From Canada (sorry about that World Series thing!), here is “a delightfully dreamy slab of popsike” that is “criminally overlooked” (Michael Panontin, https://canuckistanmusic.com/index.php?maid=736), “a catchy slice of psychedelia with soaring harmonies and brass [that] sounds . . . like a throwback from the Summer of ’67” (Monocled Alchemist, https://monocledalchemist.com/2024/05/20/obscure-60s-garage-and-psychedelic-singles/) Wait one Montreal minute! I know musical trends changed quickly in the 60s, but let’s not chide a September (in the U.S.) and October (in Canada) ’67 single as a “throwback” to the summer of ’67!!!

Michael Panontin:

[“Scenes”] is one of the few Canadian productions of songwriter/producer/arranger Neil Sheppard. Born Neil Ship, the precocious Montrealer started playing at Lou Black’s Living Room just as he had entered his teens. He changed his name to Sheppard, mostly to get out from under the shadow of his father, a notorious club owner and “local legend” around town, and then made his way to New York City. By the age of fourteen, Sheppard had found work as a staff writer with Gil-Pincus Music . . . . [I]n 1963 he sang on his first record . . . . [H]e was a prolific writer, and the long list of artists who recorded his songs includes the Everly Brothers, Gene Pitney [see #382] Tony Orlando, the Cowsills, Tim Hardin [see #457] and Long John Baldry, to name a few. He even gave one to his brother, Michael Ship, who was playing keyboards in a little-known group back home called the Scene. The group, which also included guitarist Barry Albert, bassist Danny Zimmerman and drummer Marty Simon, had yet to release a single, so Sheppard had them record a song of his called “Scenes (from Another World)”. . . . It was issued on the Tokens’ [see #66, 923, 1,046] B.T. Puppy label in three countries: Canada, the US and Australia. . . . [It reached] #14 on RPM’s Canadian Hits chart. . . . Sheppard . . . was under contract with Polydor and had returned to Montreal with the intention of putting together a band to record his songs. . . . [H]e rechristened the [Scene as] Life (though Albert was later replaced on guitar by Jean-Pierre Lauzon). . . . [and] supplied them with a song he had written . . . “Hands on the Clock”, [and] the five watched it shoot to an impressive #9 slot on Montreal’s CFOX chart in the early summer of 1969. Life issued an entire album the following year (with Albert bailing halfway through the recording) and even did some touring.

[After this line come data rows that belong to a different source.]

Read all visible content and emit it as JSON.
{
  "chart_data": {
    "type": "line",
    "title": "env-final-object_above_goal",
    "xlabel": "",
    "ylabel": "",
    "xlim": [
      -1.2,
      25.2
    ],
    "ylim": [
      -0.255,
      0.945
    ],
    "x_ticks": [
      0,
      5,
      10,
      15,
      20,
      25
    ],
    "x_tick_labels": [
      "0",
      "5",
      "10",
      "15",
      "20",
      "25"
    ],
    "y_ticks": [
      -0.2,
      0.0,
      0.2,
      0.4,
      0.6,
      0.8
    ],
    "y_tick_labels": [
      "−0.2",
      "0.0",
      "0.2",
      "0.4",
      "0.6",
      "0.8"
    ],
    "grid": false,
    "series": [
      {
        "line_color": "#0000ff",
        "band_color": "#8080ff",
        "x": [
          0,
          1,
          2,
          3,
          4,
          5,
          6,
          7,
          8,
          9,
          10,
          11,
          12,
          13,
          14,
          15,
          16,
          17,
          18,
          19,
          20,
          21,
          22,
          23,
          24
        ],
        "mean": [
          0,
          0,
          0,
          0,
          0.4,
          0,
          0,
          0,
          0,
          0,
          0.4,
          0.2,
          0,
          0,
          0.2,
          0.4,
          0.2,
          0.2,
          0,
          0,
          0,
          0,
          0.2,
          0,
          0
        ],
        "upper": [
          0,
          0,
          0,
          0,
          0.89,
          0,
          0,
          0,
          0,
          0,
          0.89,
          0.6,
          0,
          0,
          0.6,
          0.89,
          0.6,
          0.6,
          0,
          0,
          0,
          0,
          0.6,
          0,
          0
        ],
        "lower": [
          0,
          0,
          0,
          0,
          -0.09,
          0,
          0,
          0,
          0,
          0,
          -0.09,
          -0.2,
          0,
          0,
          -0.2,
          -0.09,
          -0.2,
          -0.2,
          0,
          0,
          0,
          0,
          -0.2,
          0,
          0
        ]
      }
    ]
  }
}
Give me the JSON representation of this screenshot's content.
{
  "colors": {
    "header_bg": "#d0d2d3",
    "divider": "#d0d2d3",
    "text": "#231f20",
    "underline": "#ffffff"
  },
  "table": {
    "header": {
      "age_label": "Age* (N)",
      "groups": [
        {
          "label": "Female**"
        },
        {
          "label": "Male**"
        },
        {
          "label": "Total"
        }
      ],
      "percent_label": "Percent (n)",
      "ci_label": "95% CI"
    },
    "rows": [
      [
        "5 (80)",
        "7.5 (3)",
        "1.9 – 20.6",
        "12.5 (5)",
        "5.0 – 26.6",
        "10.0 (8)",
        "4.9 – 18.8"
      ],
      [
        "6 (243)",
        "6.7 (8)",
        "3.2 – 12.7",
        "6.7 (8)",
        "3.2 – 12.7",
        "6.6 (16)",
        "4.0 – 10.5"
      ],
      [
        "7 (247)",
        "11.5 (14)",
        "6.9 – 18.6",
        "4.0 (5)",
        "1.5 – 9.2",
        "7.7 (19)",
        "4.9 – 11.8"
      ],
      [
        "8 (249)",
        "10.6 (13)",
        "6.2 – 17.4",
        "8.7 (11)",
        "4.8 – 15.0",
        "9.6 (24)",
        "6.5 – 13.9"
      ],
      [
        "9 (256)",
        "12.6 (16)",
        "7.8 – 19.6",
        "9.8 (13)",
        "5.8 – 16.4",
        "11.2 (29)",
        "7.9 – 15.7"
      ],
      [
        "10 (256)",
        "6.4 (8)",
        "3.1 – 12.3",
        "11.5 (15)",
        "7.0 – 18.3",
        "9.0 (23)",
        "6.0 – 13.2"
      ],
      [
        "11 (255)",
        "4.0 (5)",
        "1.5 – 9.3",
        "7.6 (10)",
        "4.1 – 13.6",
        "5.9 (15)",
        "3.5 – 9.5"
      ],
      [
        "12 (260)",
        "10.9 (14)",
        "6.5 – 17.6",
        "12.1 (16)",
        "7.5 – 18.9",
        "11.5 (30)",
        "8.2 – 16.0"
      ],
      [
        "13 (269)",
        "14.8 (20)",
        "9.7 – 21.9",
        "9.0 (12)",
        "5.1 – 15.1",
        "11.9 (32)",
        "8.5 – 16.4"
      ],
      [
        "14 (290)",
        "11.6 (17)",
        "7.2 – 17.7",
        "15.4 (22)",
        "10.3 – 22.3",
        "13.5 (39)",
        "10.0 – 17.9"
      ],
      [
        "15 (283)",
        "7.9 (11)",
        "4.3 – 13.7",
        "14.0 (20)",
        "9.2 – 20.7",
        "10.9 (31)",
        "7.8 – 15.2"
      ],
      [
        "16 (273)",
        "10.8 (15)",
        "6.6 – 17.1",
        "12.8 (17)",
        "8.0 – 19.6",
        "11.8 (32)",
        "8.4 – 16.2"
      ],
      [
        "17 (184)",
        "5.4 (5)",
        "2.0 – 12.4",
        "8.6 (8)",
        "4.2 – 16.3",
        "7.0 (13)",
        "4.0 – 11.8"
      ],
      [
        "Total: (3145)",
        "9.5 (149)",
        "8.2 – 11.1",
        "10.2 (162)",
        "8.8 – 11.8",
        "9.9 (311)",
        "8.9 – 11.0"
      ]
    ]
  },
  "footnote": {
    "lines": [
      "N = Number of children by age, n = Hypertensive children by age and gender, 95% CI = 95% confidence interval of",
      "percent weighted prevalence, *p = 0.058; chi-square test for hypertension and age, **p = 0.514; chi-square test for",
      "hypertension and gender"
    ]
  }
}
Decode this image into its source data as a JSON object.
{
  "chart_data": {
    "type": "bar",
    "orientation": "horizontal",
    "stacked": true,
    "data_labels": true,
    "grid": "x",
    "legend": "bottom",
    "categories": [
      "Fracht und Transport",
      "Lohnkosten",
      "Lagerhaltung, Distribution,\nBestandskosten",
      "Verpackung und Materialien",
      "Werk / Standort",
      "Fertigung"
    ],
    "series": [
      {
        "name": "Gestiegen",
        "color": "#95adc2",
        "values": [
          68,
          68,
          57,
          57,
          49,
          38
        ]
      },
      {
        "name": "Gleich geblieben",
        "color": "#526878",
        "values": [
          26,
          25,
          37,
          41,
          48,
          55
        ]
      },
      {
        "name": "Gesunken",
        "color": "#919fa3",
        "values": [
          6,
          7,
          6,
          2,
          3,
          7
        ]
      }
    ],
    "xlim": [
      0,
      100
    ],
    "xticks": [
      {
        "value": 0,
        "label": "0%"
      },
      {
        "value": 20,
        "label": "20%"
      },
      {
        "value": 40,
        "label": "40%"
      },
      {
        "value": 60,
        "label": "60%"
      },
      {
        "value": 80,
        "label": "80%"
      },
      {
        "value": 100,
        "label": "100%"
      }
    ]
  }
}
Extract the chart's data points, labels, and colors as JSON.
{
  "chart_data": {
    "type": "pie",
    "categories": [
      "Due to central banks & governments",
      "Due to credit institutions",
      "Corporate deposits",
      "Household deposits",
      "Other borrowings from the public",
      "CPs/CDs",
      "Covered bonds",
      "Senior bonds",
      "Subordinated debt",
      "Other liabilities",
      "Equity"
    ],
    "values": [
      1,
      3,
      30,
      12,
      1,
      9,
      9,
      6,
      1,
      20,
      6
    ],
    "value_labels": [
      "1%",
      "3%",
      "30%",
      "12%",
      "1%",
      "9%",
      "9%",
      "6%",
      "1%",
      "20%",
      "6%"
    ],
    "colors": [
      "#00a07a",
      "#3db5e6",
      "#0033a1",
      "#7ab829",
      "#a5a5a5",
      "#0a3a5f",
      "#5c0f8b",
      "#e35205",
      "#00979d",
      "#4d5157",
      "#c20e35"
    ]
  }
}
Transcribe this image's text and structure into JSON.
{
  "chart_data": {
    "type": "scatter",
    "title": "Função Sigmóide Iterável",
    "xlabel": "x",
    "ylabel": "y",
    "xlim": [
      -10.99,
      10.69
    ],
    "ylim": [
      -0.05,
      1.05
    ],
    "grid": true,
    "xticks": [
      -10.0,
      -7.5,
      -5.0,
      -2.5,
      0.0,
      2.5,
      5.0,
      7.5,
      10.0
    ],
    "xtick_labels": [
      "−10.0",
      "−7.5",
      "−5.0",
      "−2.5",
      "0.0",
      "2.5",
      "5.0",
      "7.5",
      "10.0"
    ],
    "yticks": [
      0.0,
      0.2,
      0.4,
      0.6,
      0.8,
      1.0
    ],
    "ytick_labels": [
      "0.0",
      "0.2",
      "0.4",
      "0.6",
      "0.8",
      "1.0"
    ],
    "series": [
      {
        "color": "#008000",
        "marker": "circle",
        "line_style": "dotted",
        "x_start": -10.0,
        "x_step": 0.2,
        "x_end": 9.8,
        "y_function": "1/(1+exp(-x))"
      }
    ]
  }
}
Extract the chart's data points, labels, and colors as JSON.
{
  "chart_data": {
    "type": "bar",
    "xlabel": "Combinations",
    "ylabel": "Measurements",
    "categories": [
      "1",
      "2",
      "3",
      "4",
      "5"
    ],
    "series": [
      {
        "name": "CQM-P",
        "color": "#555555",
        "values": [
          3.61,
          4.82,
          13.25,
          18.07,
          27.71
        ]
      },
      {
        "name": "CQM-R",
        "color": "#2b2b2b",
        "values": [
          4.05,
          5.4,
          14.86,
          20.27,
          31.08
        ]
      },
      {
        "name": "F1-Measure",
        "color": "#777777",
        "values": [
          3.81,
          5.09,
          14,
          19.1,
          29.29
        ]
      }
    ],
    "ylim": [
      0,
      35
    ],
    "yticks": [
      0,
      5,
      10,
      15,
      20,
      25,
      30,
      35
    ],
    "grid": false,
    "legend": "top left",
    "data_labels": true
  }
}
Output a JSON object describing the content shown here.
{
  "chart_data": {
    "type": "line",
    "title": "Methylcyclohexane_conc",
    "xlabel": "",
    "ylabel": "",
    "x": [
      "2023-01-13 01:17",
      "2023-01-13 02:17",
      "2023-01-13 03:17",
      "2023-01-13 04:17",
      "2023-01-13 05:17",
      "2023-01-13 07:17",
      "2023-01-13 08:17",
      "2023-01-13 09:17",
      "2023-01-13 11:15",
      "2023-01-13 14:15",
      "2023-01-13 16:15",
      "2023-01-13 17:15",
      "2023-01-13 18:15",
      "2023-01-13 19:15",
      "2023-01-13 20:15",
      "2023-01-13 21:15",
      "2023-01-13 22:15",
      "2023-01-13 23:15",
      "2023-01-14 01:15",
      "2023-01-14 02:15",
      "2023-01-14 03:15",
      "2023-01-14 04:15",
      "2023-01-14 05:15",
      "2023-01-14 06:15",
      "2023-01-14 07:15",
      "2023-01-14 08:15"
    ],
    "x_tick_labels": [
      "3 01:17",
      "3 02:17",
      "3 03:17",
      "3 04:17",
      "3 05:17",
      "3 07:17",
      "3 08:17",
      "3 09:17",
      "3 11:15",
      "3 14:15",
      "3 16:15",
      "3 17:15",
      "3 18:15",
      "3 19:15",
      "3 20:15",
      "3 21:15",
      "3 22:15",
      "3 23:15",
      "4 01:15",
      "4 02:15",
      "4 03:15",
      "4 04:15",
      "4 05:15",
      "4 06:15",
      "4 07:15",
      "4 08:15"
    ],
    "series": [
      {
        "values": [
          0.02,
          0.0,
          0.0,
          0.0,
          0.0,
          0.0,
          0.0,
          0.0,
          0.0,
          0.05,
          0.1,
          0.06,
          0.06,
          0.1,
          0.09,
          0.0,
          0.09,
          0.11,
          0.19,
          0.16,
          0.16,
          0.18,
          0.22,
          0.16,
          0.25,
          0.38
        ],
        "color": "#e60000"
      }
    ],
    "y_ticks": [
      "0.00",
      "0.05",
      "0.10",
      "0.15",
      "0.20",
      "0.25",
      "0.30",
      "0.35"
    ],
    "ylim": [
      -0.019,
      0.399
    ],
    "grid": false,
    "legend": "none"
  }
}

But when Lauzon and Simon were asked to join gospel rocker Mylon Lefevre for his Felix Pappalardi-produced Holy Smoke LP, it was an offer too good to refuse and Life broke up soon after. 

https://canuckistanmusic.com/index.php?maid=736

For a while, it was a very mysterious Scene. The liner notes to the CD comp Hen’s Teeth Vol. 3: Catherine on the Wheel say that “They were Australian judging by the disc . . . . The joke could be on us — they might be American”!